A perpetuação da ignorância como instrumento de dominação, marca registrada da elite que permaneceu no poder até muito recentemente, pode ser mensurada. O mercado editorial brasileiro movimenta anualmente em torno de 2,2 bilhões de dólares, sendo que 35% deste total representam compras pelo governo federal, destinadas a alimentar bibliotecas públicas e escolares. No entanto, continuamos lendo pouco, em média menos de quatro títulos por ano, e no país inteiro há somente uma livraria para cada 63 mil habitantes, ainda assim concentradas nas capitais e grandes cidades do interior.

Mas, temos avançado.

A maior vitória da minha geração foi o restabelecimento da democracia – são 28 anos ininterruptos, pouco, é verdade, mas trata-se do período mais extenso de vigência do estado de direito em toda a história do Brasil. Com a estabilidade política e econômica, vimos acumulando conquistas sociais desde o fim da ditadura militar, sendo a mais significativa, sem dúvida alguma, a expressiva diminuição da miséria: um número impressionante de 42 milhões de pessoas ascenderam socialmente na última década. Inegável, ainda, a importância da implementação de mecanismos de transferência de renda, como as bolsas-família, ou de inclusão, como as cotas raciais para ingresso nas universidades públicas.

Infelizmente, no entanto, apesar de todos os esforços, é imenso o peso do nosso legado de 500 anos de desmandos. Continuamos a ser um país onde moradia, educação, saúde, cultura e lazer não são direitos de todos, mas privilégios de alguns. Em que a faculdade de ir e vir, a qualquer tempo e a qualquer hora, não pode ser exercida, porque faltam condições de segurança pública. Em que mesmo a necessidade de trabalhar, em troca de um salário mínimo equivalente a cerca de 300 dólares mensais, esbarra em
dificuldades elementares como a falta de transporte adequado. Em que o respeito ao meio-ambiente inexiste. Em que nos acostumamos todos a burlar as leis.

Nós somos um país paradoxal.

Ora o Brasil surge como uma região exótica, de praias paradisíacas, florestas edênicas, carnaval, capoeira e futebol; ora como um lugar execrável, de violência urbana, exploração da prostituição infantil, desrespeito aos direitos humanos e desdém pela natureza. Ora festejado como um dos países mais bem preparados para ocupar o lugar de protagonista no mundo – amplos recursos naturais, agricultura, pecuária e indústria diversificadas, enorme potencial de crescimento de produção e consumo; ora destinado a um eterno papel acessório, de fornecedor de matéria-prima e produtos fabricados com mão-de-obra barata, por falta de competência para gerir a própria riqueza.

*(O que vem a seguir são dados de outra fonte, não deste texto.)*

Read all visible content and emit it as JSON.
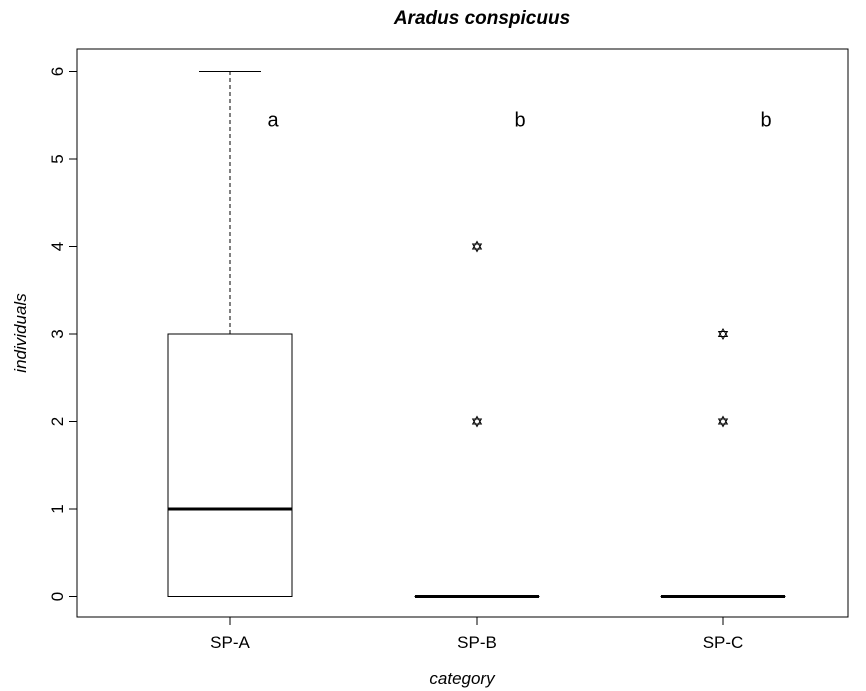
{
  "chart_data": {
    "type": "box",
    "title": "Aradus conspicuus",
    "xlabel": "category",
    "ylabel": "individuals",
    "ylim": [
      -0.25,
      6.25
    ],
    "yticks": [
      0,
      1,
      2,
      3,
      4,
      5,
      6
    ],
    "grid": false,
    "categories": [
      "SP-A",
      "SP-B",
      "SP-C"
    ],
    "boxes": [
      {
        "category": "SP-A",
        "whisker_low": 0,
        "q1": 0,
        "median": 1,
        "q3": 3,
        "whisker_high": 6,
        "outliers": [],
        "annotation": "a"
      },
      {
        "category": "SP-B",
        "whisker_low": 0,
        "q1": 0,
        "median": 0,
        "q3": 0,
        "whisker_high": 0,
        "outliers": [
          2,
          4
        ],
        "annotation": "b"
      },
      {
        "category": "SP-C",
        "whisker_low": 0,
        "q1": 0,
        "median": 0,
        "q3": 0,
        "whisker_high": 0,
        "outliers": [
          2,
          3
        ],
        "annotation": "b"
      }
    ],
    "annotation_y": 5.45
  }
}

Agora, somos a sétima economia do planeta. E permanecemos em terceiro lugar entre os mais desiguais entre todos…

Volto, então, à pergunta inicial: o que significa habitar essa região situada na periferia do mundo, escrever em português para leitores quase inexistentes, lutar, enfim, todos os dias, para construir, em meio a adversidades, um sentido para a vida?

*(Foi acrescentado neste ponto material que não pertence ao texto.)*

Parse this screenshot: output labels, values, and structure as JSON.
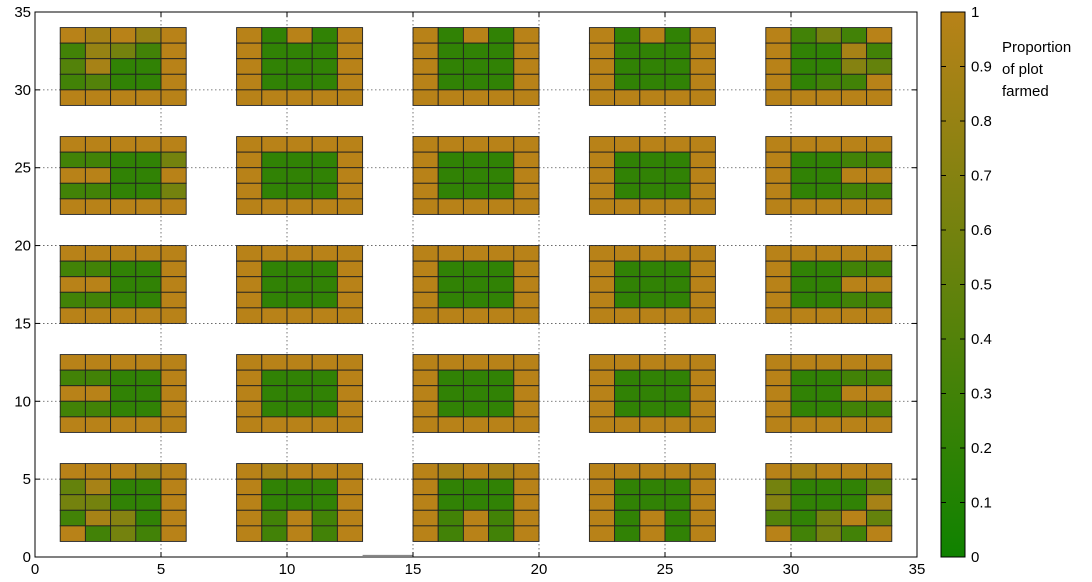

Eu acredito, talvez até ingenuamente, no papel transformador da literatura. Filho de uma lavadeira analfabeta e um pipoqueiro semianalfabeto, eu mesmo pipoqueiro, caixeiro de botequim, balconista de armarinho, operário têxtil, torneiro-mecânico, gerente de lanchonete, tive meu destino modificado pelo contato, embora fortuito, com os livros. E se a leitura de um livro pode alterar o rumo da vida de uma pessoa, e sendo a sociedade feita de pessoas, então a literatura pode mudar a sociedade. Em nossos tempos, de exacerbado apego ao narcisismo e extremado culto ao individualismo, aquele que nos é estranho, e que por isso deveria nos despertar o fascínio pelo reconhecimento mútuo, mais que nunca tem sido visto como o que nos ameaça. Voltamos as costas ao outro – seja ele o imigrante, o pobre, o negro, o indígena, a mulher, o homossexual – como tentativa de nos preservar, esquecendo que assim implodimos a nossa própria condição de existir. Sucumbimos à solidão e ao egoísmo e nos negamos a nós mesmos. Para me contrapor a isso escrevo: quero afetar o leitor, modificá-lo, para transformar o mundo. Trata-se de uma utopia, eu sei, mas me alimento de utopias. Porque penso que o destino último de todo ser humano deveria ser unicamente esse, o de alcançar a felicidade na Terra. Aqui e agora.